You might naively claim that professional basketball has a racist preference for black men, until you remember that black men are vastly more likely to fall into the height and athleticism distribution optimal for playing basketball. There are also industries where you rationally expect e.g. whites and asians to be disproportionately represented.

3 comments

Are you flat out saying that some races and sexes are not intelligent enough to be in the tech industry?
You’re just asking for a long drawn out fight over which cultures emphasize education more.
Scratch out race.

Are you flat out saying that some sexes are not intelligent enough to be in the tech industry?

"Some sexes" is a weird way of saying that, and no. However, women experimentally have a narrower IQ distribution, which means that low and high IQs tend to be dominated by men. It's (I suspect) why there are more male nobel laureates (and programmers) but also more male prisoners.
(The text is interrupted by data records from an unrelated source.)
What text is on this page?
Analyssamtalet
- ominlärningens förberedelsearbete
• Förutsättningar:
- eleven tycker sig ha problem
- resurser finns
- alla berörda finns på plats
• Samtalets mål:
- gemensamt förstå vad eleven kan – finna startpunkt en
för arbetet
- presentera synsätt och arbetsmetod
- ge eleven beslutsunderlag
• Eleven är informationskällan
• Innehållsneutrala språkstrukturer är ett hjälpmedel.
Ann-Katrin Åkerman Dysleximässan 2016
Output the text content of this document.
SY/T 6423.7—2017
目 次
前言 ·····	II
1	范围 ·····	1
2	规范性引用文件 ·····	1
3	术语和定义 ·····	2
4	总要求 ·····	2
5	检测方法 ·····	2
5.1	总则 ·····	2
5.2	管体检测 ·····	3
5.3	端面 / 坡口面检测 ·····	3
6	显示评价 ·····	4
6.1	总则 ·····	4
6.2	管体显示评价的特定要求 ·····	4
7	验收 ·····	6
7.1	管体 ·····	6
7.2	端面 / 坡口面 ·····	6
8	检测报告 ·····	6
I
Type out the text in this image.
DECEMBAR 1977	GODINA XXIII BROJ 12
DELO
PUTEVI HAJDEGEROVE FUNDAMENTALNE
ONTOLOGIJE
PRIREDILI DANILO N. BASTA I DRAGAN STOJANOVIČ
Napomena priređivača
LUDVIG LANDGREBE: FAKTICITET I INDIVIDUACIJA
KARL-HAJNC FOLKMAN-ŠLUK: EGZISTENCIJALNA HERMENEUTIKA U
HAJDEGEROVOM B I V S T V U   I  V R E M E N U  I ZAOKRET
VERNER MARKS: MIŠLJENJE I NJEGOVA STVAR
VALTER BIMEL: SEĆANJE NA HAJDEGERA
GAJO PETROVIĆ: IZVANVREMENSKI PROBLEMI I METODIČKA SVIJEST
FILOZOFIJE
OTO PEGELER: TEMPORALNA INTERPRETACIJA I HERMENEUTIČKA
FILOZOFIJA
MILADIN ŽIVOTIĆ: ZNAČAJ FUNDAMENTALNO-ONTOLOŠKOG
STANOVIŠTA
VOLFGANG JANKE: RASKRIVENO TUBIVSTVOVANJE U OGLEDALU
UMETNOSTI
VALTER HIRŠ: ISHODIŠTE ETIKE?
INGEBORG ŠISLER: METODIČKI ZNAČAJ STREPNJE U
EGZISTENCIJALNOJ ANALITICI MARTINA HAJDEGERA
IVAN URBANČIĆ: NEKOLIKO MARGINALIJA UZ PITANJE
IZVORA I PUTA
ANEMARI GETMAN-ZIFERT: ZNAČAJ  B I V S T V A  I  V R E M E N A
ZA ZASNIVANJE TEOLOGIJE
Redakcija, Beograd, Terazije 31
This is also the expected result if you're familiar with GMV as mediated by sex chromosome pseudodominance in most mammals, including humans.
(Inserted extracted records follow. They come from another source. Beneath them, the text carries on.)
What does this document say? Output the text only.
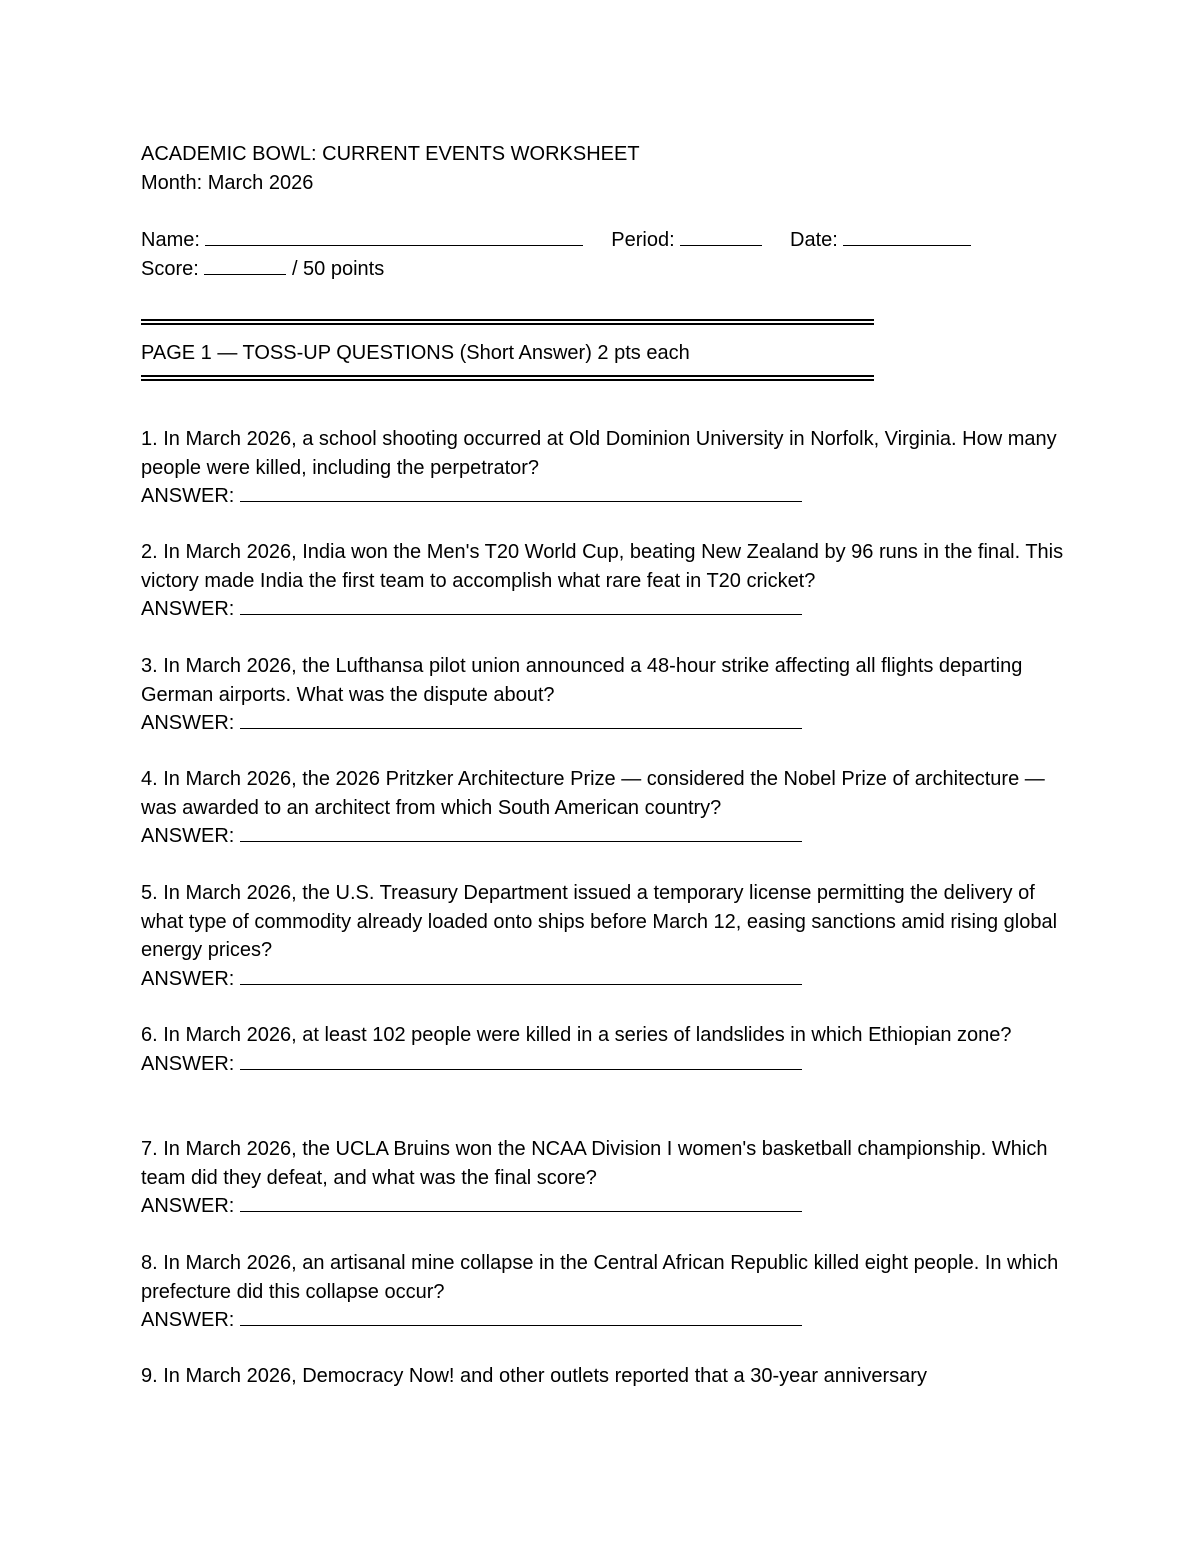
ACADEMIC BOWL: CURRENT EVENTS WORKSHEET
Month: March 2026
Name:	Period:	Date:
Score:	/ 50 points
PAGE 1 — TOSS-UP QUESTIONS (Short Answer) 2 pts each
1. In March 2026, a school shooting occurred at Old Dominion University in Norfolk, Virginia. How many people were killed, including the perpetrator?
ANSWER:
2. In March 2026, India won the Men's T20 World Cup, beating New Zealand by 96 runs in the final. This victory made India the first team to accomplish what rare feat in T20 cricket?
ANSWER:
3. In March 2026, the Lufthansa pilot union announced a 48-hour strike affecting all flights departing German airports. What was the dispute about?
ANSWER:
4. In March 2026, the 2026 Pritzker Architecture Prize — considered the Nobel Prize of architecture — was awarded to an architect from which South American country?
ANSWER:
5. In March 2026, the U.S. Treasury Department issued a temporary license permitting the delivery of what type of commodity already loaded onto ships before March 12, easing sanctions amid rising global energy prices?
ANSWER:
6. In March 2026, at least 102 people were killed in a series of landslides in which Ethiopian zone?
ANSWER:
7. In March 2026, the UCLA Bruins won the NCAA Division I women's basketball championship. Which team did they defeat, and what was the final score?
ANSWER:
8. In March 2026, an artisanal mine collapse in the Central African Republic killed eight people. In which prefecture did this collapse occur?
ANSWER:
9. In March 2026, Democracy Now! and other outlets reported that a 30-year anniversary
> women experimentally have a narrower IQ distribution

A glance at Wikipedia shows that this statement is contested. Pretty much every statement about men, women, intelligence, and IQ is contested.

> This is also the expected result if you're familiar with GMV

OK, I'll bite.

https://bsd.biomedcentral.com/articles/10.1186/s13293-019-02...

"few sex differences (if any) remain statistically significant"

It amuses me that any article about racism and sexism in the tech inevitably devolves to "It's not racism and sexism if we just think that other races and sexes don't perform well in the tech industry."

> Pretty much every statement about men, women, intelligence, and IQ is contested.

Well obviously, but most of the contests against hard IQ data don’t have much merit.

> <link to paper about gray matter volume>

GMV isn’t “gray matter volume”, it’s “greater male variability” - hence the mention of sex chromosome pseudodominance.

> in the tech industry.

It’s not just the tech industry - every industry will have some selective pressures.

That’s not the reason man. Socially women were driven away from certain fields, that’s all.
I’m not the OP, but I doubt anyones saying that. If anything you’re asking for a long drawn out fight over why some sexes don’t major in STEM more.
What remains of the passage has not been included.